For the first lady, recent campaigning has often consisted of public appearances at which she talks up issues that she – and not her husband – has been promoting. Luckily for the campaign, two of those issues, childhood obesity and the plight of military families, appeal to specific constituencies.
“Michelle’s focus on childhood obesity, and her role as a wife and mother, has earned her a lot of admiration among women,” Kantor said. “And her work with military families appeals to precisely the voters Obama has trouble with: working-class whites.”
Doing what her husband can’t
It remains uncertain how much of an impact Michelle Obama can have in securing votes for her husband. McBride cautions that while her contribution is “incredibly valuable”, Americans are ultimately “voting for a president, not a first lady”.
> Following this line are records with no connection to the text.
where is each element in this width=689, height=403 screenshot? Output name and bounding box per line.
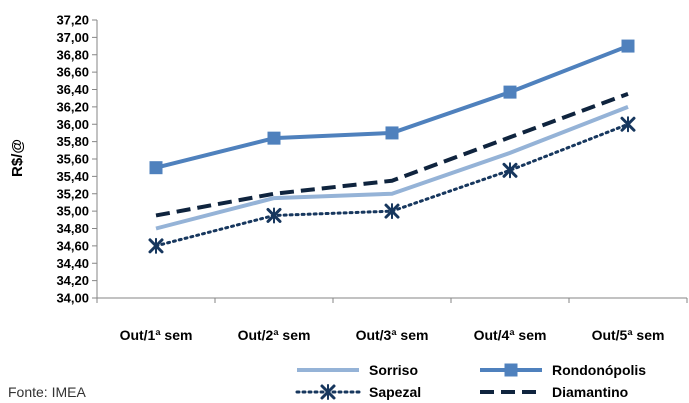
y-tick-label: 34,20 (56, 273, 89, 288)
legend: Sorriso Rondonópolis Sapezal Diamantino (295, 362, 646, 400)
data-point-sapezal (384, 203, 400, 220)
y-tick-label: 35,40 (56, 169, 89, 184)
series-line-rondonopolis (155, 44, 629, 170)
data-point-rondonopolis (385, 126, 399, 140)
legend-marker (320, 384, 336, 400)
data-point-sapezal (620, 116, 636, 133)
y-tick-label: 34,40 (56, 256, 89, 271)
y-tick-label: 34,60 (56, 238, 89, 253)
legend-item-rondonopolis: Rondonópolis (480, 362, 646, 378)
legend-item-diamantino: Diamantino (480, 384, 628, 400)
legend-item-sapezal: Sapezal (295, 384, 421, 400)
legend-item-sorriso: Sorriso (297, 362, 418, 378)
x-tick-label: Out/4ª sem (474, 327, 547, 343)
series-line-sapezal (154, 122, 630, 248)
y-tick-label: 35,80 (56, 134, 89, 149)
x-tick-label: Out/1ª sem (120, 327, 193, 343)
series-line-sorriso (155, 105, 629, 231)
y-tick-label: 35,00 (56, 204, 89, 219)
data-point-sapezal (266, 207, 282, 224)
data-point-sapezal (148, 237, 164, 254)
y-axis: 34,00 34,20 34,40 34,60 34,80 35,00 35,20 35,40… (56, 13, 98, 306)
data-point-rondonopolis (621, 39, 635, 53)
y-tick-label: 36,40 (56, 82, 89, 97)
y-tick-label: 34,00 (56, 291, 89, 306)
x-tick-label: Out/3ª sem (356, 327, 429, 343)
y-tick-label: 36,80 (56, 47, 89, 62)
y-tick-label: 34,80 (56, 221, 89, 236)
y-tick-label: 37,00 (56, 30, 89, 45)
x-tick-label: Out/2ª sem (238, 327, 311, 343)
data-point-rondonopolis (149, 161, 163, 175)
legend-label: Diamantino (552, 384, 628, 400)
y-tick-label: 36,20 (56, 99, 89, 114)
legend-marker (504, 363, 518, 377)
legend-label: Sapezal (369, 384, 421, 400)
series-lines (148, 39, 636, 254)
y-tick-label: 36,00 (56, 117, 89, 132)
legend-label: Sorriso (369, 362, 418, 378)
y-tick-label: 36,60 (56, 65, 89, 80)
data-point-sapezal (502, 162, 518, 179)
legend-label: Rondonópolis (552, 362, 646, 378)
series-line-diamantino (155, 91, 629, 218)
data-point-rondonopolis (503, 85, 517, 99)
data-point-rondonopolis (267, 131, 281, 145)
y-tick-label: 35,60 (56, 152, 89, 167)
y-axis-label: R$/@ (9, 139, 26, 177)
y-tick-label: 35,20 (56, 186, 89, 201)
x-axis: Out/1ª sem Out/2ª sem Out/3ª sem Out/4ª sem… (96, 297, 688, 343)
y-tick-label: 37,20 (56, 13, 89, 28)
x-tick-label: Out/5ª sem (592, 327, 665, 343)
source-note: Fonte: IMEA (8, 384, 86, 400)
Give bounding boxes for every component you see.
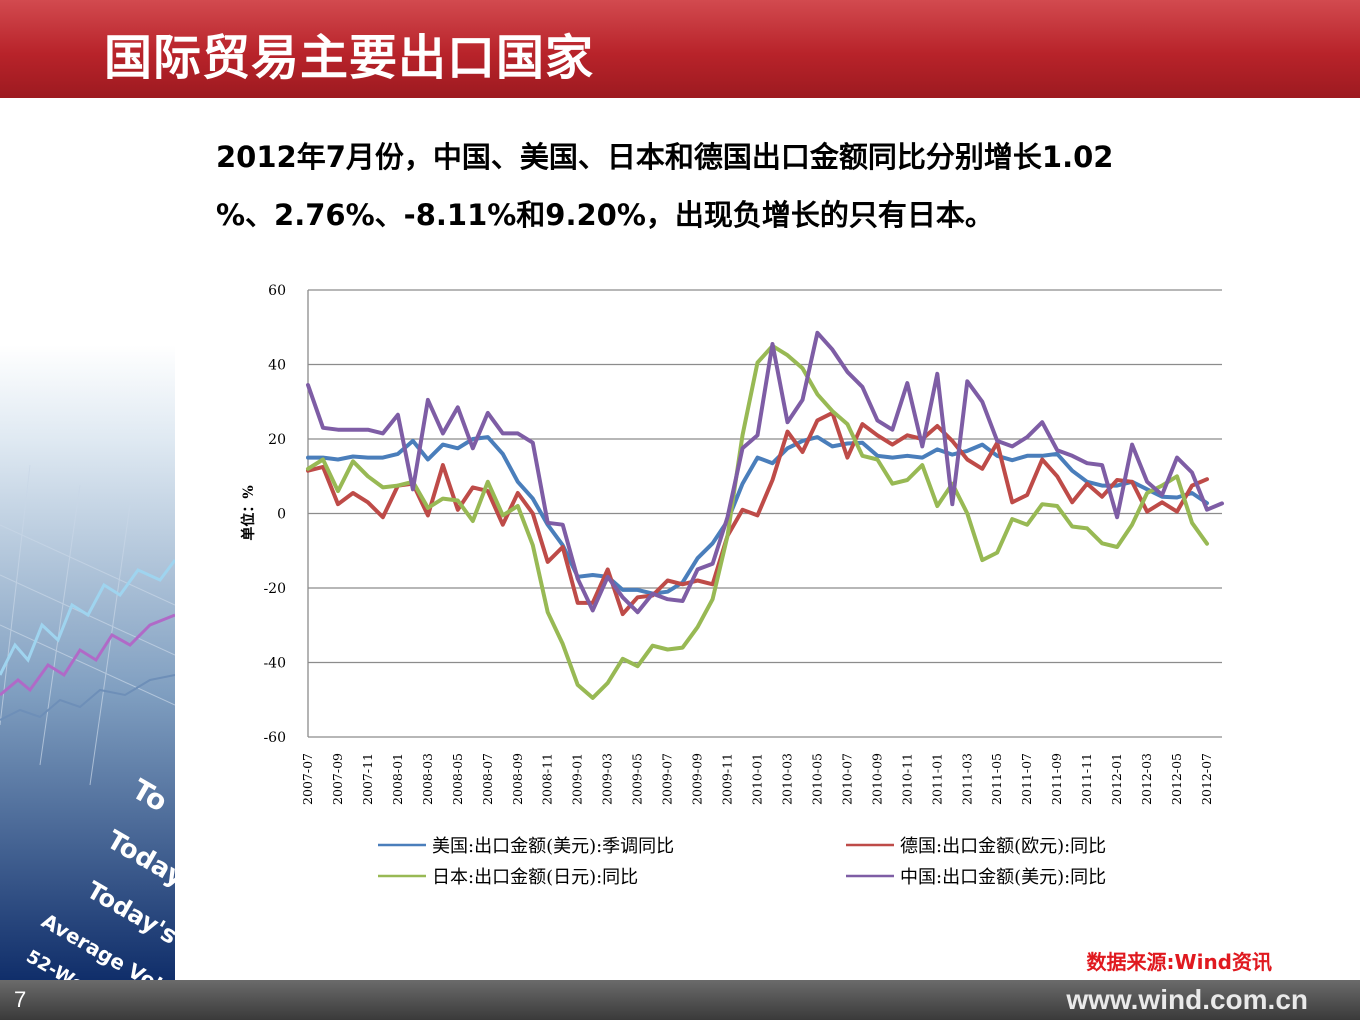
series-line-2: [306, 343, 1209, 700]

But the Obama campaign is counting on the first lady to do what the president, according to many analysts, has been unable to do: use her warmth and direct oratorical style to make an emotional argument for why he should be re-elected. At a recent rally in Philadelphia, she asked the audience to “get out there and remind people” of the president’s various accomplishments. “This journey is going to be long, it’s going to be hard, and there will be plenty of twists and turns,” the first lady told a crowd of over 1,000, before getting to the bottom line: “It all boils down to one simple question: will we continue the change we’ve begun and the progress we’ve made, or will we let everything we’ve fought for slip away?”
Political campaigns may not be her cup of tea, but these days, Michelle Obama appears deeply invested in the president’s re-election. As Kantor said, “She does not want to see her husband suffer a humiliating defeat that will raise questions about the original Obama project, and how tenable it was in the first place.”